A Hole In JuanAn Amanda Pepper Mystery by Gillian Roberts Book review by Jules Brenner Ballantine Books, released 2/28/06, 256 pp. Return to list of books
Author Gillian Roberts would have us accept that an English teacher's
speculations and interviews with a classroom full of dissident students hiding
their complicity in a private plot against another teacher rises to the level
of an investigative mystery. That teacher is Amanda Pepper, pegged as an
amateur sleuth, and Roberts is careful to not challenge her skills too
far beyond her pay grade. The dramatic level is contained within a Sunday
School context and is suitable for all ages and sensibilities. Among readers
who like their mysteries safe, they can read this author with no danger of
an alarm bell going off.
But we do have a bomb going off. After hearing complaints about the
chemistry teacher, Juan Reyes, Amanda meets him and immediately understands
why he's considered a strict authoritarian without a compromising bone in his
body. He may well be the focus of student enmity that has been affecting
her, as well, in peculiar instances of her papers and personal belongings
disappearing and reappearing.
But pettiness rises several notches when Reyes is the victim of an accidental
bombing in his lab. But, not to worry. In the Roberts narrative, we're
protected from literally "seeing" this and having such things as blood and
bodily destruction described. Roberts puts it out of sight, in the next
room, when the explosion that puts Reyes in the ICU goes off. And, once he's
removed to Intesive Care, the poor disciplinarian isn't to be seen again.

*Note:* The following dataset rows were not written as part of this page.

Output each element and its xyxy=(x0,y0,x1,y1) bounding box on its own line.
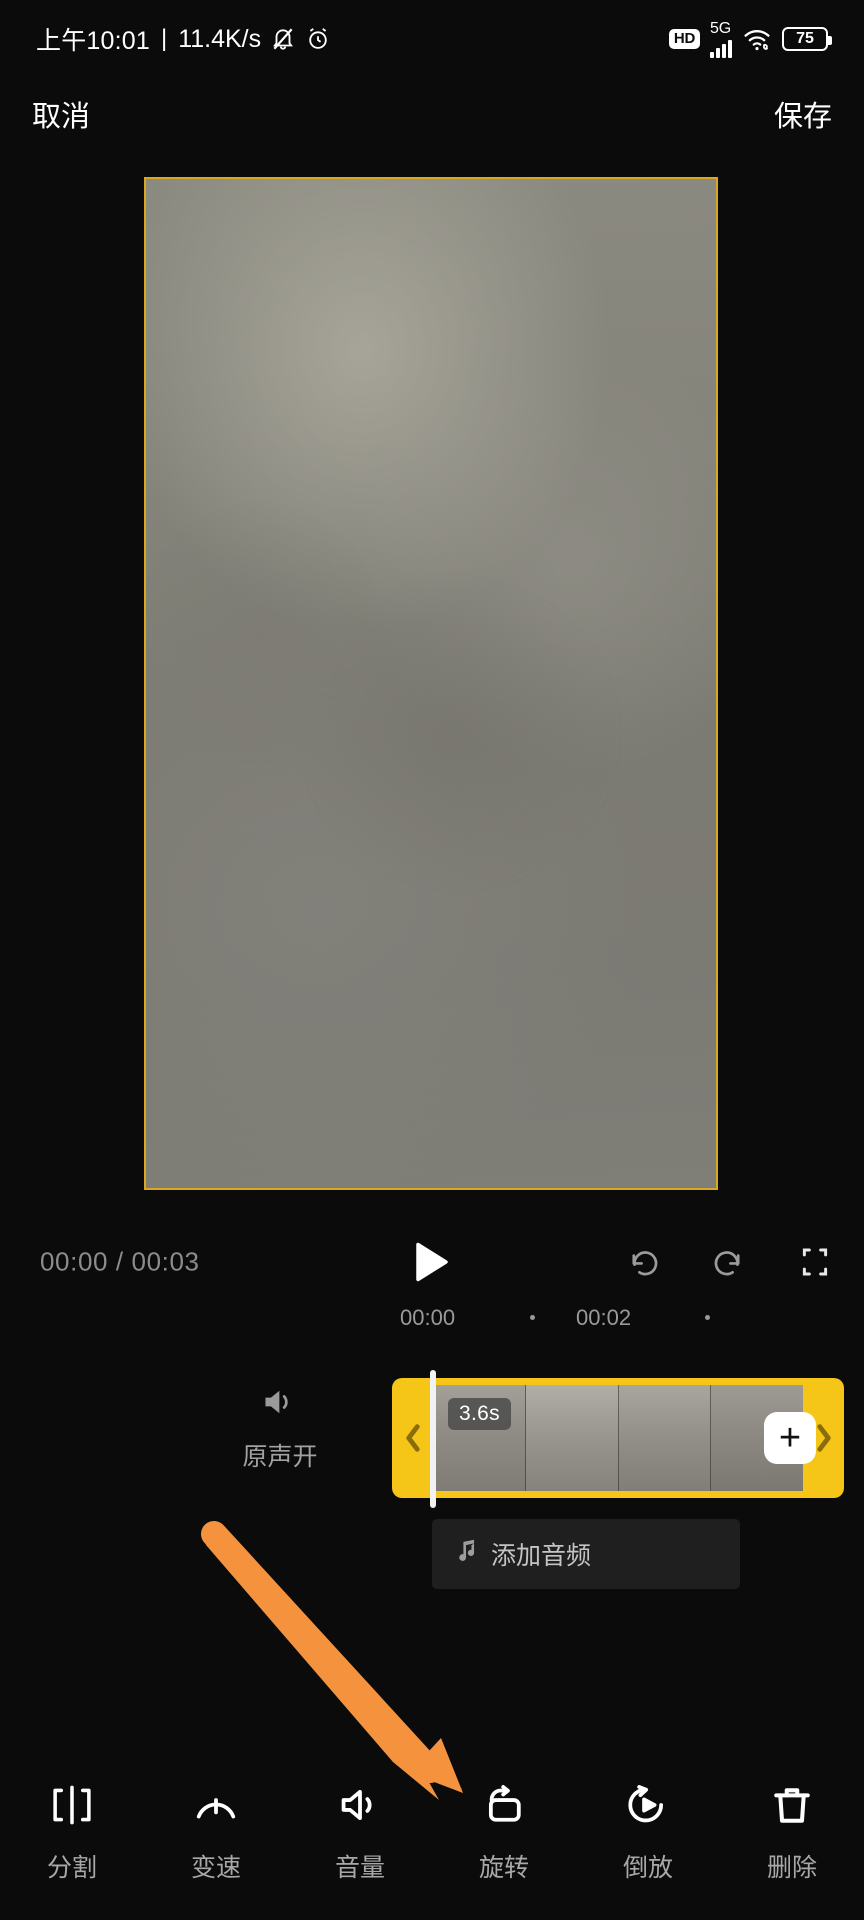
tool-rotate[interactable]: 旋转 xyxy=(432,1782,576,1884)
save-button[interactable]: 保存 xyxy=(770,87,836,141)
music-note-icon xyxy=(454,1539,478,1570)
tool-delete[interactable]: 删除 xyxy=(720,1782,864,1884)
network-type-label: 5G xyxy=(710,19,731,37)
redo-icon[interactable] xyxy=(710,1243,748,1281)
tool-volume[interactable]: 音量 xyxy=(288,1782,432,1884)
preview-area xyxy=(0,150,864,1210)
tool-label: 倒放 xyxy=(622,1854,673,1882)
volume-icon xyxy=(337,1782,383,1828)
add-clip-button[interactable]: + xyxy=(764,1412,816,1464)
ruler-ticks: 00:00 00:02 xyxy=(0,1297,864,1339)
tool-speed[interactable]: 变速 xyxy=(144,1782,288,1884)
status-divider: | xyxy=(160,25,168,52)
clip-thumbnail xyxy=(618,1385,712,1491)
fullscreen-icon[interactable] xyxy=(796,1243,834,1281)
bell-muted-icon xyxy=(270,26,296,52)
timeline-ruler: 00:00 00:02 xyxy=(0,1297,864,1339)
status-bar-left: 上午10:01 | 11.4K/s xyxy=(36,21,331,57)
plus-icon: + xyxy=(778,1416,802,1459)
ruler-tick-label: 00:00 xyxy=(400,1305,456,1330)
ruler-tick-dot xyxy=(705,1315,710,1320)
original-audio-label: 原声开 xyxy=(242,1443,318,1471)
tool-label: 变速 xyxy=(190,1854,241,1882)
bottom-toolbar: 分割 变速 音量 旋转 倒放 删除 xyxy=(0,1760,864,1920)
rotate-icon xyxy=(481,1782,527,1828)
playback-controls: 00:00 / 00:03 xyxy=(0,1233,864,1291)
tool-label: 旋转 xyxy=(478,1854,529,1882)
tool-label: 删除 xyxy=(766,1854,817,1882)
clip-duration-badge: 3.6s xyxy=(448,1398,511,1430)
video-editor-screen: 上午10:01 | 11.4K/s HD 5G 75 取消 保存 00:00 /… xyxy=(0,0,864,1920)
hd-badge: HD xyxy=(668,28,700,50)
battery-indicator: 75 xyxy=(782,27,832,51)
status-bar: 上午10:01 | 11.4K/s HD 5G 75 xyxy=(0,0,864,78)
editor-control-icons xyxy=(624,1243,834,1281)
video-preview[interactable] xyxy=(144,177,718,1190)
tool-label: 分割 xyxy=(46,1854,97,1882)
tool-reverse[interactable]: 倒放 xyxy=(576,1782,720,1884)
speaker-on-icon xyxy=(259,1384,301,1425)
alarm-clock-icon xyxy=(305,26,331,52)
clip-thumbnail xyxy=(525,1385,619,1491)
network-speed: 11.4K/s xyxy=(178,24,262,53)
top-action-bar: 取消 保存 xyxy=(0,78,864,150)
status-bar-right: HD 5G 75 xyxy=(668,19,832,58)
trash-icon xyxy=(769,1782,815,1828)
preview-frame-content xyxy=(146,179,716,1188)
clip-trim-handle-left[interactable] xyxy=(392,1378,433,1498)
add-audio-label: 添加音频 xyxy=(491,1542,592,1570)
original-audio-toggle[interactable]: 原声开 xyxy=(200,1384,360,1473)
speed-gauge-icon xyxy=(193,1782,239,1828)
tool-label: 音量 xyxy=(334,1854,385,1882)
timecode-display: 00:00 / 00:03 xyxy=(40,1246,200,1277)
chevron-left-icon xyxy=(405,1424,420,1452)
reverse-play-icon xyxy=(625,1782,671,1828)
timeline-playhead[interactable] xyxy=(430,1370,436,1508)
signal-bars xyxy=(710,38,732,58)
undo-icon[interactable] xyxy=(624,1243,662,1281)
ruler-tick-label: 00:02 xyxy=(576,1305,632,1330)
battery-level: 75 xyxy=(796,30,814,47)
cancel-button[interactable]: 取消 xyxy=(28,87,94,141)
ruler-tick-dot xyxy=(530,1315,535,1320)
tool-split[interactable]: 分割 xyxy=(0,1782,144,1884)
video-clip[interactable]: 3.6s + xyxy=(392,1378,844,1498)
wifi-icon xyxy=(742,27,772,51)
play-icon xyxy=(416,1242,448,1282)
add-audio-track[interactable]: 添加音频 xyxy=(432,1519,740,1589)
status-clock: 上午10:01 xyxy=(36,27,150,55)
signal-bars-icon: 5G xyxy=(710,19,732,58)
play-button[interactable] xyxy=(410,1242,454,1282)
split-icon xyxy=(49,1782,95,1828)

Amanda suspects that it was caused by this secret cabal of resentful students
and, in that sense, no accident at all. The "mystery" remaining is who was
involved and what was the motive, as if those questions aren't fairly evident
by this point in the "case." What's also evident is Roberts "Home Companion"
version of Columbine, a world in which evil and desperation isn't expressed
in intentionally violent terms, but as undesired consequences of petty
criminal behavior, held safe in the arms of a protective author.
The rest of the book is Amanda's personal home life, a sub plot with no
clue as to its dramatic value, and other padding.
Tensions are, for the most part, as limp as a Dali timepiece, and the biggest
mystery to me is how I managed to read "A Hole In Juan" to the end, where the
resolution is as gripping as an oven glove. I do not wonder, however, at the
success of Robert's series, designed for an entirely different class of
reader than I. Give me the likes of Jack Reacher, anyday.